Animal Model. Six- to eight-week-old female nude mice were injected s.c. with 10⁵ Notch cells on their right flank. One week after implantation the tumors reached 0.5 to 0.7 cm in diameter and imaging and therapy with ¹⁸F-FDG was initiated.

PET-Computed Tomography Imaging of Mice with ¹⁸F-FDG. Notch tumor–bearing animals were fasted for 4 hours before being anesthetized with a mixture of 125 mg/kg ketamine and 10 mg/kg xylazine. An i.p. injection of 0.5 mCi ¹⁸F-FDG (Eastern Isotopes, Sterling, VA) was administered. Mice rested while anesthetized for an uptake period of 1 hour. A PET-Computed Tomography (CT) scan was done on a PET-CT scanner (Gemini, Philips, The Netherlands). A 6-minute emission scan followed by a CT scan (15 mA) were obtained. Regions of interest (7 mm diameter) were drawn around the tumor and normal muscle. The tumor- to-normal muscle ratio (TNR) was calculated according to the formula: TNR = average counts per pixel in tumor / average counts per pixel in normal muscle.

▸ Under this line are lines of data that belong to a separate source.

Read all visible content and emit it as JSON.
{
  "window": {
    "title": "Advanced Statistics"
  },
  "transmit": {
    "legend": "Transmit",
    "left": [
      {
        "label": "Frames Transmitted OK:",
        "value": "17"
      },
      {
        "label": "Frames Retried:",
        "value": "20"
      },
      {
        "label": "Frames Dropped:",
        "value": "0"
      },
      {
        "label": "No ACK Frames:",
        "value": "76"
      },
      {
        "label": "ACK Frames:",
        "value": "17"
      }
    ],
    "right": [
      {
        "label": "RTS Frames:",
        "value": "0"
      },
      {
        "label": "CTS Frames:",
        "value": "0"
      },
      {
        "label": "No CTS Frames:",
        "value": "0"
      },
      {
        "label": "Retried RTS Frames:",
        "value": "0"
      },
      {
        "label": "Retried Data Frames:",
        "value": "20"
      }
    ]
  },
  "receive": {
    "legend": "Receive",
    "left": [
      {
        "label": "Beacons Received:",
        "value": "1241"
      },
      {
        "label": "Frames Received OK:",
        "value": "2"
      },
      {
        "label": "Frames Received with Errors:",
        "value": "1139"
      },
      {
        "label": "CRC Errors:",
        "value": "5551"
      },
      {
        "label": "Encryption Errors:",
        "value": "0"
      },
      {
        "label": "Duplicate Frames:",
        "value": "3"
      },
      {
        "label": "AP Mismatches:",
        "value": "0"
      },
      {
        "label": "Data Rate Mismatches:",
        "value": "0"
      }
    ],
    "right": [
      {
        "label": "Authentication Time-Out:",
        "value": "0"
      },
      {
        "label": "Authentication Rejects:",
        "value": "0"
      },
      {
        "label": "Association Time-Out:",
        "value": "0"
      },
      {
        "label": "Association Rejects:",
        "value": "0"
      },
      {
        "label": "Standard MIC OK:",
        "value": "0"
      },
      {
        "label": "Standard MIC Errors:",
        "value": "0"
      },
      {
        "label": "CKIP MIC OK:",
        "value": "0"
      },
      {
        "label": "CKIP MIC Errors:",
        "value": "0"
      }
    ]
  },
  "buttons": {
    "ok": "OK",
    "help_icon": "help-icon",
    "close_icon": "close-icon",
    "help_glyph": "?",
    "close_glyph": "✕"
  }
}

The estimated dose delivered to the tumor was calculated using the formula: D = 1.44 x A_o x T_e x S, where A_o is the initial activity in the tumor, T_e is the effective half-life of the radiopharmaceutical, and S is the absorbed dose per unit of cumulated activity. The uptake of ¹⁸F-FDG in the tumors was quantified from PET-CT images; A_o was calculated by multiplying tumor percent uptake by administered activity; T_e was assumed to be equal to ¹⁸F physical half-life; and S for ¹⁸F-FDG for a tumor with a mass of 1 g was obtained from MIRDOSE 3 program.

Treatment of Mice with ¹⁸F-FDG. Ten Notch tumor–bearing mice with tumor sizes of 0.5 to 0.7 cm in diameter were fasted for 4 hours and treated i.p. with 2.5 mCi ¹⁸F-FDG. The mice rested while anesthetized for an uptake period of 1 hour. Ten tumor-bearing control animals did not receive treatment. Animals were monitored for vital signs for 1 month. Tumors were measured every 3 days with calipers in three perpendicular planes. The growth rate for tumors (cm³/d) was calculated using the formula: (initial tumor volume – tumor volume at day n post-treatment) / number of days. Kaplan-Meier and log-rank statistics were used to compare survival of the mice in therapy and control groups. The tumor growth rates were compared using the Mann-Whitney test. SPSS 11.5 software was used for statistical calculations.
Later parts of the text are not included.